Test-driven development is a software development process that basically puts writing a failing unit test before modifying your production code. Googlemock is a framework that supports you with generating mock objects for use in place of real objects. Mock objects can be loaded with expected method calls plus appropriate responses. Any missed expectation will lead to an error.
This repository provides a C++ scaffold to use googlemock with a simple example to help you learn practice TDD together with googlemock.
Implement a benchmarking function that measures the time required to execute a computationally heavy function and upload the result to an "online server".
The online server identifies systems by an ID. The server will only accept a result for an ID if it is better than any previously recorded results for the same ID. Since the server is often under heavy load, interacting with the server may temporarily fail, so please retry the respective operation up to three times in these cases.

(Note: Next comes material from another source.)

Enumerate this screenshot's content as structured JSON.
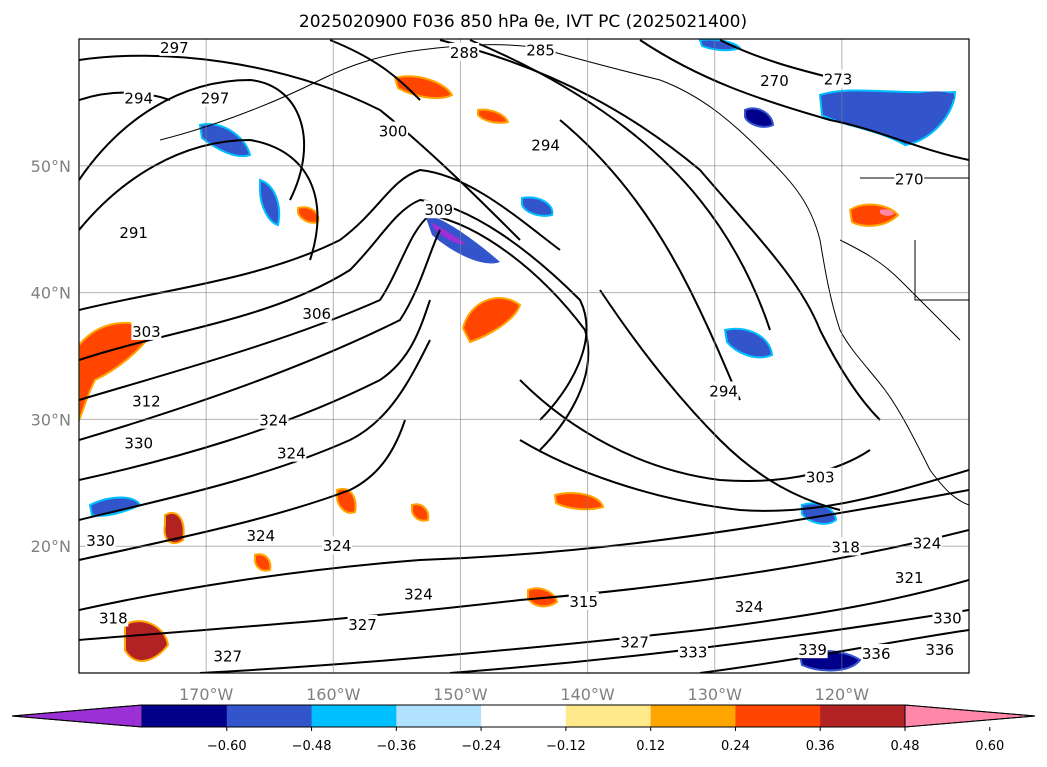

You can find the API for the "online server" together with documentation
at benchmark/benchmark/benchmark.h
. There you also find an example of
a function that needs to be benchmarked.
The C++ standard offers std::chrono::steady_clock::now()
to get
the current time in an accurate fashion, see
here.
When you subtract to time_point
s from each other you get a
std::chrono::duration
that you can std::chrono::duration_cast
to std::chrono::milliseconds
.
> git clone https://github.com/blue-yonder/tdd_exercise_googlemock.git
> cd tdd_exercise_googlemock
> cmake .
The header file benchmark/benchmark/benchmark.h
is supposed to hold any public
declarations you require. The source file benchmark/src/benchmark.cpp
is supposed
to hold your implementation. Finally, drive your implementation by adding
tests to the tests/test_benchmark.cpp
file.
To compile your code and execute the unit tests, use the following commands:
> make && ctest --verbose
Running this command for the first time will present you with a failing unit test. The unit test does not do anything meaningful, it is just there to illustrate how writing tests with googlemock works.